Second, the accuracy might be over-optimized, since labels of samples were considered during feature selection. All data from the first scanning session were fed into the t-test filter, which may cause the classification algorithm to overfit the training dataset. Also, the significant threshold was set to 0.05 without multiple comparison correction. We chose to use a linear SVM instead of kernel SVM to alleviate the overfitting problem. Besides, we want to find a set of rich and consistent features that separates patients from HCs, instead of modifying the feature set whenever new data arrives. The original uncorrected threshold could reveal as many potential significant connections as possible. As reported in the Results section, the empirical discovery rate was higher than the significant level and were consistent across brain atlases for each disease. Yet, the uncorrected significant level indeed resulted in high dimensionality of the feature space, introducing redundant features, and causing possible pitfalls in the classifier training. On the other hand, the t-test filter is a very simple feature selection method that could be replaced by more sophisticated and robust method in the future.

Third, we used SCI patients to validate our method, but how it performs on patients with brain lesions remains unknown. The traumatic, ischemic, or hemorrhagic lesions due to traumatic brain injury, stroke, or other diseases could impact and alter FC. The lesion location and type should be considered when building brain networks and extracting features in such circumstances. In addition to the whole-brain network, a local network built at the lesion location and surrounding area could possibly capture disease-specific features.

Conclusion

In this paper, we proposed a distance-based neurorehabilitation evaluation method, using rs-fMRI and linear SVM classifier, to investigate brain function changes following rehabilitation program. We proved that the distance results were consistent with clinical scores, indicating potential value in neurorehabilitation evaluation and outcome prediction. However, more robust feature extraction and selection techniques are needed before the method could be used in clinical practice. We hope that this paper would give rise to more innovations to tackle the problem of neurorehabilitation evaluation and outcome prediction.

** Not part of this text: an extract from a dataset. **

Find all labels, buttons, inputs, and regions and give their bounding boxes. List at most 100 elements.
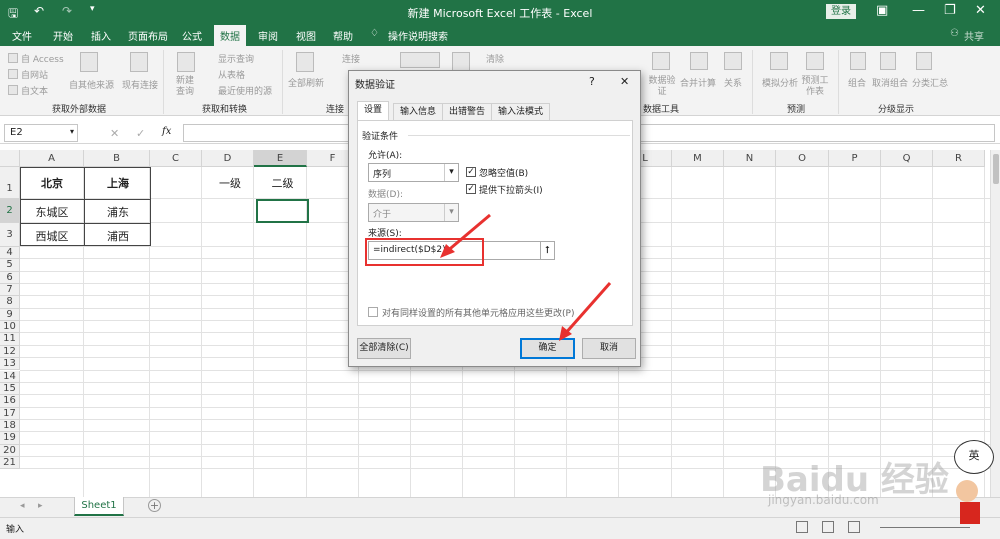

Data Availability Statement

The whole-brain functional connectivity matrices used in this study are available on request to the corresponding author.

Ethics Statement

The studies involving human participants were reviewed and approved by the Ethics Committee of Beijing Tsinghua Changgung Hospital of China (IRB No. 2015-002). The patients/participants provided their written informed consent to participate in this study.

Author Contributions

YG is responsible for conducting experiments and writing the manuscript. WD designed and conducted experiments. YP and QW recruited subjects and collected data.

Conflict of Interest

The authors declare that the research was conducted in the absence of any commercial or financial relationships that could be construed as a potential conflict of interest.